Programs at institutions such as Yale, Notre Dame, and the University of Pennsylvania, though, are what she called the “gold standard” of fellowships advising—prime examples, Tuckley said, of what she would want for Georgetown if money were not an object.

Featured Image by Daniel Lee / Heights Senior Staff

November 17, 2014

ONE COMMENT ON THIS POST To “BC Excels in Fulbrights, Lags Behind In Other Major Fellowships”

  1. As Grinnell’s former scholarship and fellowship director, I disagree with your assertion that the location of the institution “may account” for how many scholarships a school has historically won.

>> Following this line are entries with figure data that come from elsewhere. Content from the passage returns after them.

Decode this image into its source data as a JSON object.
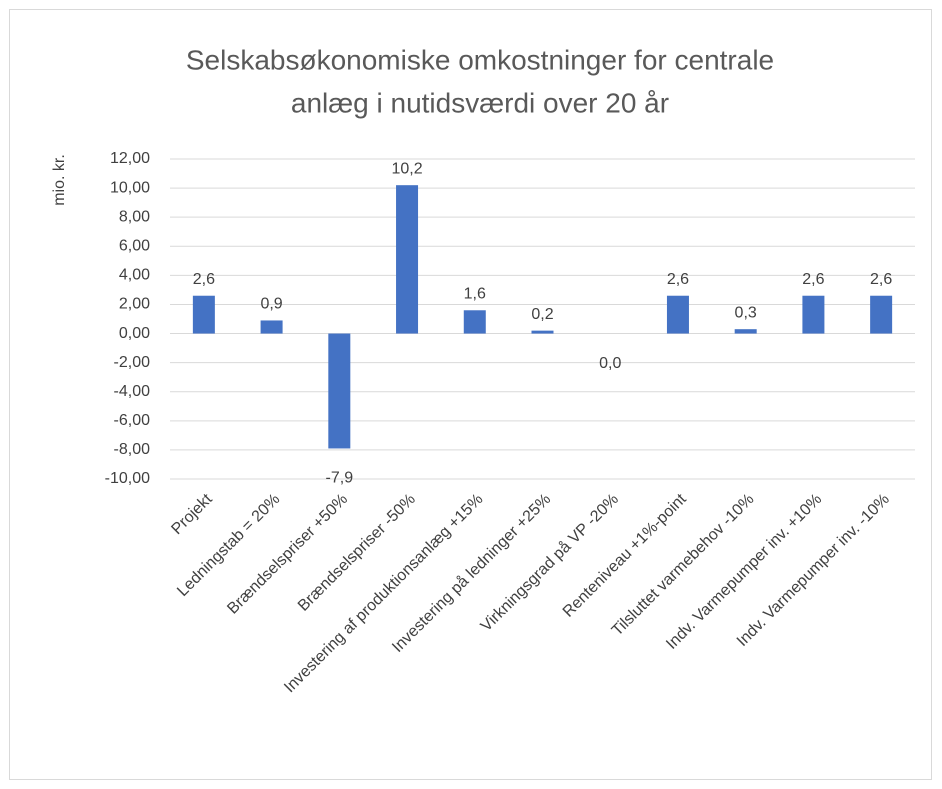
{
  "chart_data": {
    "type": "bar",
    "title": [
      "Selskabsøkonomiske omkostninger for centrale",
      "anlæg i  nutidsværdi over 20 år"
    ],
    "y_label": "mio. kr.",
    "categories": [
      "Projekt",
      "Ledningstab = 20%",
      "Brændselspriser +50%",
      "Brændselspriser -50%",
      "Investering af produktionsanlæg +15%",
      "Investering på ledninger +25%",
      "Virkningsgrad  på VP -20%",
      "Renteniveau +1%-point",
      "Tilsluttet varmebehov -10%",
      "Indv. Varmepumper inv. +10%",
      "Indv. Varmepumper inv. -10%"
    ],
    "values": [
      2.6,
      0.9,
      -7.9,
      10.2,
      1.6,
      0.2,
      0.0,
      2.6,
      0.3,
      2.6,
      2.6
    ],
    "value_labels": [
      "2,6",
      "0,9",
      "-7,9",
      "10,2",
      "1,6",
      "0,2",
      "0,0",
      "2,6",
      "0,3",
      "2,6",
      "2,6"
    ],
    "color": "#4472c4",
    "ylim": [
      -10,
      12
    ],
    "yticks": [
      {
        "value": -10,
        "label": "-10,00"
      },
      {
        "value": -8,
        "label": "-8,00"
      },
      {
        "value": -6,
        "label": "-6,00"
      },
      {
        "value": -4,
        "label": "-4,00"
      },
      {
        "value": -2,
        "label": "-2,00"
      },
      {
        "value": 0,
        "label": "0,00"
      },
      {
        "value": 2,
        "label": "2,00"
      },
      {
        "value": 4,
        "label": "4,00"
      },
      {
        "value": 6,
        "label": "6,00"
      },
      {
        "value": 8,
        "label": "8,00"
      },
      {
        "value": 10,
        "label": "10,00"
      },
      {
        "value": 12,
        "label": "12,00"
      }
    ],
    "grid": true
  }
}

    The Rhodes districts are tweaked every year so that they are more-or-less equally competitive, both in terms of the size of the applicant pool and, historically, the strength of candidates from each state. Additionally, schools like Harvard and MIT draw students from across the country, and their applicants are given a choice of where to apply — their home state or where they go to school. Many of them, therefore, are not competing in District 1.

    Let’s discuss Fulbright, too, since that is a major focus of this article. In 2012-13, BC had 18 Fulbright scholars out of 64 applicants; that same year, Grinnell (student pop approx. 1/10th of BC’s) had 13 Fulbright scholars out of 55 applicants. Home state geography plays no role whatsoever in Fulbright selection, yet Grinnell students put up comparable numbers despite being vastly outnumbered by their BC peers.

    Schools like Grinnell and Carleton do well in scholarship competitions because they have outstanding students who write terrific applications, not because of an unfair geographical advantage.